There are these vast complexities that come to rise when we are delving into the realms of reclaiming our own wildness. What it can bring up, both within our psyches and bones. An exploration of our ancestor’s remembrance—of shadows and light—the peaks and valleys of our humanness. Learning to sit with the deeply embedded internal hatred that has made its way into our bodies as well as a recognition of our beauty and strength. 

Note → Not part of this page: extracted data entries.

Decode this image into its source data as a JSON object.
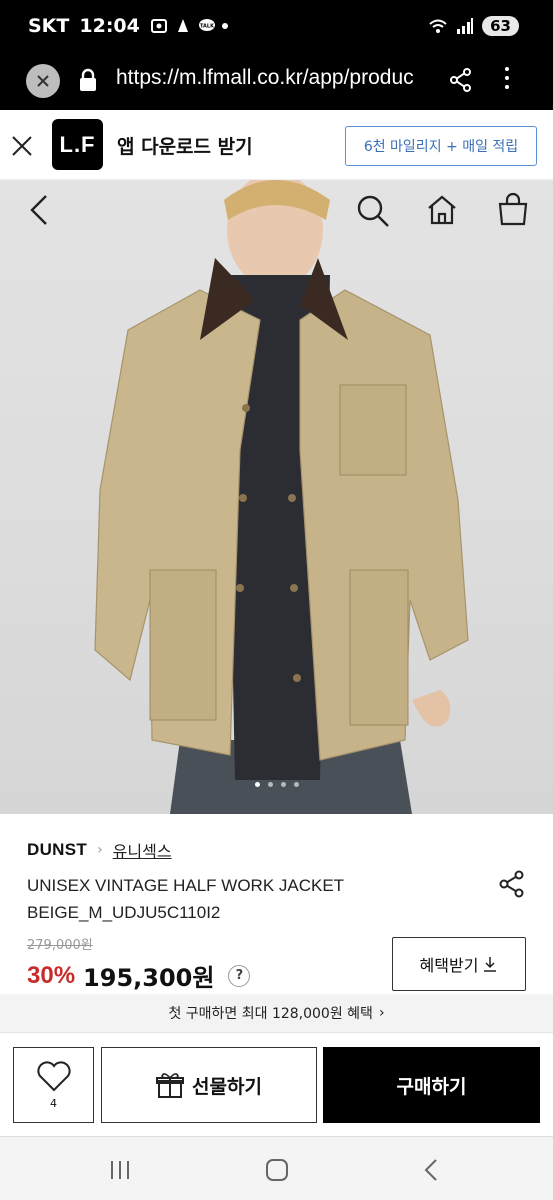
{
  "status_bar": {
    "carrier": "SKT",
    "time": "12:04",
    "battery": "63"
  },
  "browser": {
    "url": "https://m.lfmall.co.kr/app/produc"
  },
  "app_banner": {
    "logo_text": "L.F",
    "text": "앱 다운로드 받기",
    "cta": "6천 마일리지 + 매일 적립"
  },
  "product": {
    "brand": "DUNST",
    "category": "유니섹스",
    "name": "UNISEX VINTAGE HALF WORK JACKET BEIGE_M_UDJU5C110I2",
    "original_price": "279,000원",
    "discount": "30%",
    "price": "195,300원",
    "help": "?",
    "benefit_button": "혜택받기",
    "images_total": 4,
    "current_image": 1
  },
  "promo": {
    "text": "첫 구매하면 최대 128,000원 혜택",
    "arrow": "›"
  },
  "actions": {
    "like_count": "4",
    "gift_label": "선물하기",
    "buy_label": "구매하기"
  },
  "colors": {
    "discount": "#c92a2a",
    "cta_border": "#5b8fd6",
    "buy_bg": "#000000",
    "jacket": "#c9b68c"
  }
}
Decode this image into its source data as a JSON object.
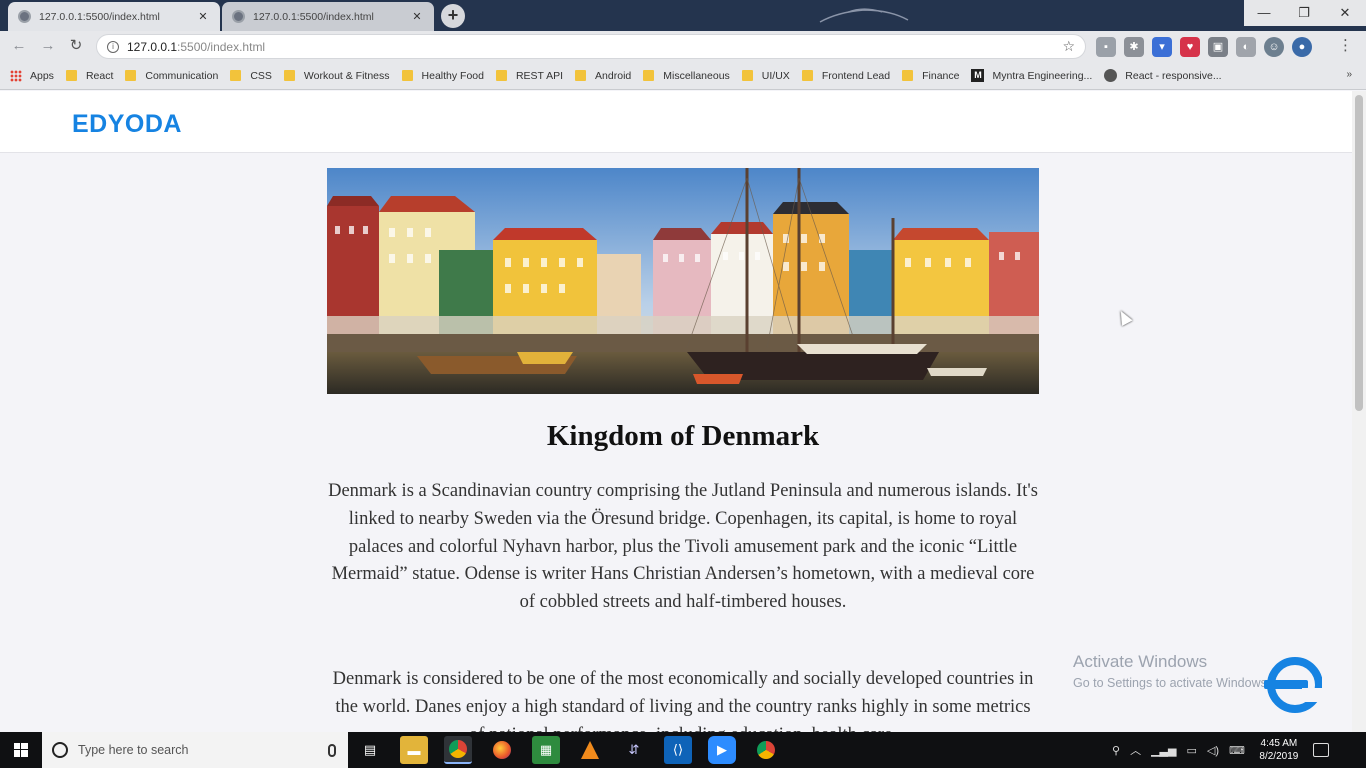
{
  "browser": {
    "tabs": [
      {
        "title": "127.0.0.1:5500/index.html",
        "active": true
      },
      {
        "title": "127.0.0.1:5500/index.html",
        "active": false
      }
    ],
    "url_host": "127.0.0.1",
    "url_path": ":5500/index.html",
    "bookmarks": [
      {
        "label": "Apps",
        "icon": "apps-grid-icon"
      },
      {
        "label": "React",
        "icon": "folder-icon"
      },
      {
        "label": "Communication",
        "icon": "folder-icon"
      },
      {
        "label": "CSS",
        "icon": "folder-icon"
      },
      {
        "label": "Workout & Fitness",
        "icon": "folder-icon"
      },
      {
        "label": "Healthy Food",
        "icon": "folder-icon"
      },
      {
        "label": "REST API",
        "icon": "folder-icon"
      },
      {
        "label": "Android",
        "icon": "folder-icon"
      },
      {
        "label": "Miscellaneous",
        "icon": "folder-icon"
      },
      {
        "label": "UI/UX",
        "icon": "folder-icon"
      },
      {
        "label": "Frontend Lead",
        "icon": "folder-icon"
      },
      {
        "label": "Finance",
        "icon": "folder-icon"
      },
      {
        "label": "Myntra Engineering...",
        "icon": "myntra-icon"
      },
      {
        "label": "React - responsive...",
        "icon": "globe-icon"
      }
    ],
    "bookmarks_more": "»"
  },
  "page": {
    "logo": "EDYODA",
    "title": "Kingdom of Denmark",
    "paragraphs": [
      "Denmark is a Scandinavian country comprising the Jutland Peninsula and numerous islands. It's linked to nearby Sweden via the Öresund bridge. Copenhagen, its capital, is home to royal palaces and colorful Nyhavn harbor, plus the Tivoli amusement park and the iconic “Little Mermaid” statue. Odense is writer Hans Christian Andersen’s hometown, with a medieval core of cobbled streets and half-timbered houses.",
      "Denmark is considered to be one of the most economically and socially developed countries in the world. Danes enjoy a high standard of living and the country ranks highly in some metrics of national performance, including education, health care,"
    ],
    "accent_color": "#1683e2"
  },
  "overlay": {
    "activate_title": "Activate Windows",
    "activate_sub": "Go to Settings to activate Windows."
  },
  "taskbar": {
    "search_placeholder": "Type here to search",
    "time": "4:45 AM",
    "date": "8/2/2019"
  }
}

For me, this path wasn’t sought out on purpose; it was an exploration of my own darkness that has led me into remembrance of my own light. It’s been a deepening connection to nature and, in return, to my wild self. It’s been a process of making art, delving into the realms of deep grief, and letting joy dance through me in the wind’s embrace. Portrait photography found me in my deepest sorrows and brought me into the refuge of my heart. It demanded me to gracefully hold space for others willing to unravel, to sit with them in their experience, and be witness to what arises without trying to change it.

To ask questions and to hear stories, less from the mind and more from the way in which the body expresses itself in raw motion, is the service I aim to offer.

Grief tender, hold me as I weep with the Wild. Teach me the stories of soft becoming. Remind me of what it feels like to grow roots from the ground and branches that stretch high to the Spirits above. Bring me water when I am thirsty for truths and sun to help me grow from beneath the grounds of deeply feeling. Teach me how to hold both. To not drown in my darkness and get consumed by the light. How to not hide from that which longs for my gentle attention. Hold me in my worn out ways, remind me of my innocence. Help me never forget that I’ve always belonged. As I come home to the Earth, I come home to myself.